Bo Bennett describes an "anecdotal fallacy" as an "argument from hearsay":
Presenting the testimony of a source that is not an eyewitness to the event in question. It has been conclusively demonstrated that with each passing of information, via analog transmission, the message content changes. Each small change can and often does lead to many more significant changes, as in the butterfly effect in chaos theory.
For an argument to be logically fallacious for Bennett it must be a commonly applied, deceptive error in reasoning. Not all anecdotal evidence would lead to a fallacious argument.
Wikipedia shows that anecdotal evidence can be important such as in case studies:
Anecdotal evidence is evidence from anecdotes, i.e., evidence collected in a casual or informal manner and relying heavily or entirely on personal testimony. When compared to other types of evidence, anecdotal evidence is generally regarded as limited in value due to a number of potential weaknesses, but may be considered within the scope of scientific method as some anecdotal evidence can be both empirical and verifiable, e.g. in the use of case studies in medicine. Other anecdotal evidence, however, does not qualify as scientific evidence, because its nature prevents it from being investigated by the scientific method.

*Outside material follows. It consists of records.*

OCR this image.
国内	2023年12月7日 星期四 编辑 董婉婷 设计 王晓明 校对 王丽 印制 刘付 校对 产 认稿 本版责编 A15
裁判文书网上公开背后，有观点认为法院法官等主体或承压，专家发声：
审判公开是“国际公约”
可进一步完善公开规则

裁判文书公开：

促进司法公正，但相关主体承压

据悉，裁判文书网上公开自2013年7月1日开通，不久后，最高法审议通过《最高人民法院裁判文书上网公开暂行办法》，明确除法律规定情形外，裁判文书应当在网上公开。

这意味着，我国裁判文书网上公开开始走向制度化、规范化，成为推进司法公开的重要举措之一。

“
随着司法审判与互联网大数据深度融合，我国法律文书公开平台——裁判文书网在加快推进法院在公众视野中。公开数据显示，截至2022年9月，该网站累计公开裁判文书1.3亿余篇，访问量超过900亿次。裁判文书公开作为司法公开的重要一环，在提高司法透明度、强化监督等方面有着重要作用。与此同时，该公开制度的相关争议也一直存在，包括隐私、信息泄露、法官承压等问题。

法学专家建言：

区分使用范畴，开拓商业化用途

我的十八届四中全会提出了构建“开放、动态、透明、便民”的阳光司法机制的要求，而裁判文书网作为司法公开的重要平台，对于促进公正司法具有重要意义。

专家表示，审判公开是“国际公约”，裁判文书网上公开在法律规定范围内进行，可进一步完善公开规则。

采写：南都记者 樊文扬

Someone who is an eyewitness of either a spirit or a murder does not fall under the argument from hearsay definition. They are not a third party reporting the evidence in a casual or informal manner. They are the eyewitnesses.
Here is the final question:
And why is the claim of seeing a spirit met with far more skepticism than the claim of seeing a murder?
C. S. Lewis claims regarding miracles: (page 2)
What we learn from experience depends on the kind of philosophy we bring to experience.
Those who have more skepticism regarding seeing a spirit than witnessing a murder are expressing their philosophic view that seeing a spirit is more unlikely than witnessing a murder.
Bennett, B. "Argument from Hearsay". Retrieved from Logically Fallacious on April 16, 2019 at https://www.logicallyfallacious.com/tools/lp/Bo/LogicalFallacies/52/Argument-from-Hearsay
Lewis, C. S. (1947). Miracles; a preliminary study.